As you may or may not have noticed, this space has fallen mostly silent over the past year or so. It’s felt strange and foreign, this having no words. Somehow, no matter what is happening, no matter what comes along in life, I am usually able to wrap at least a few words around an experience. In fact, words usually help me process experience, help me make sense of and sort out the intricacies of life.
Recently though, it’s just been too much. I can’t find the words – they are not adequate to explain or portray what has been going on in my world and in my heart. Words fail sometimes; they are not enough to do justice to the experience. I think I may be catching a glimpse of what Mary the mother of Jesus did, when Scripture says she “pondered these things in her heart.” I’ve been holding “these things” close to my heart.
Because, mostly, it’s just hard to describe a wilderness journey in words. The stumbling around, the falling down, the crying out to a God who seems distant and silent yet so close at times, the whispers in the dark that are beyond explanation, the inexplicable streams in the desert, the moments when the path seems a tiny bit clearer, the days and weeks when the path has been washed out and obliterated by floods and there is no clear way forward, the fleeting moments of blinding sunlight and the months of clouds dark and low.
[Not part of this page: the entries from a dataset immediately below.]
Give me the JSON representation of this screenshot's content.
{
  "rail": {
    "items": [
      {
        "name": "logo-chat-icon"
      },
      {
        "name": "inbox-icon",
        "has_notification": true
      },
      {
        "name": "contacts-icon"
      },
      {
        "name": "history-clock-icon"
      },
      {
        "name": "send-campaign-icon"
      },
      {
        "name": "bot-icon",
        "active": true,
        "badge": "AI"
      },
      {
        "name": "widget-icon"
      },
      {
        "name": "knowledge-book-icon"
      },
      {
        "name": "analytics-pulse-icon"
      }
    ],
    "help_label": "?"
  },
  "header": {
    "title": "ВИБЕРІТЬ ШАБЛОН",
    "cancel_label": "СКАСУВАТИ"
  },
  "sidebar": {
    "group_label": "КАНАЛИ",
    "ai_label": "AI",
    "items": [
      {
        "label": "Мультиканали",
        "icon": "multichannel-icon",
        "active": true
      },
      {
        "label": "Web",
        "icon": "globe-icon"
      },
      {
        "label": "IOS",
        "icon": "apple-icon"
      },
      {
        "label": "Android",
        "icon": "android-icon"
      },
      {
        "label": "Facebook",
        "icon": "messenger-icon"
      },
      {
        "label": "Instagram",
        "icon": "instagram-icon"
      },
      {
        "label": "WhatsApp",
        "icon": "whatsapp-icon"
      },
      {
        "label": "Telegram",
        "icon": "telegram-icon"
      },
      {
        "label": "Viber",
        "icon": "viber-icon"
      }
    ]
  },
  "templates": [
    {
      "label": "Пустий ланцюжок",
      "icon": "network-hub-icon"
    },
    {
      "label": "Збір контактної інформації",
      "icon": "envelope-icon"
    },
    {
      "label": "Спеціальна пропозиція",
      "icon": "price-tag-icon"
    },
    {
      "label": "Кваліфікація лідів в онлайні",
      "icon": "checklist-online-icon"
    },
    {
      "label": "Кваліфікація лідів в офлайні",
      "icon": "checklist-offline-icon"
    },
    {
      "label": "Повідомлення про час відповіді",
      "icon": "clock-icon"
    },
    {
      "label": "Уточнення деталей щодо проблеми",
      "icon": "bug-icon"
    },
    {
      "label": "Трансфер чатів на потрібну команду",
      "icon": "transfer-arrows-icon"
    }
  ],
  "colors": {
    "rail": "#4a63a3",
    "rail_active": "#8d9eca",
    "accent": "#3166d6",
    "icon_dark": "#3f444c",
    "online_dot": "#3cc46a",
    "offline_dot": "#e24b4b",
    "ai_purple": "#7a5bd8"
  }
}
While it has been hard to find words to describe this journey, it has been even harder to find words to pray. I’ve found myself flat on my face, with lots of tears and no words. I have had to trust that God is able to interpret that kind of prayer – wordless, heart-wrenching prayer only He can understand. Yet through all of my wandering and stumbling and lostness, my heart prayer has been this – that I would know and experience the Presence of Christ in the wilderness more than I desire a way out of it. I have to say, this wordless prayer has been answered many times over – His Presence has sustained me. He has been, and continues to be, Faithful and True. He has sustained me, and He has changed me.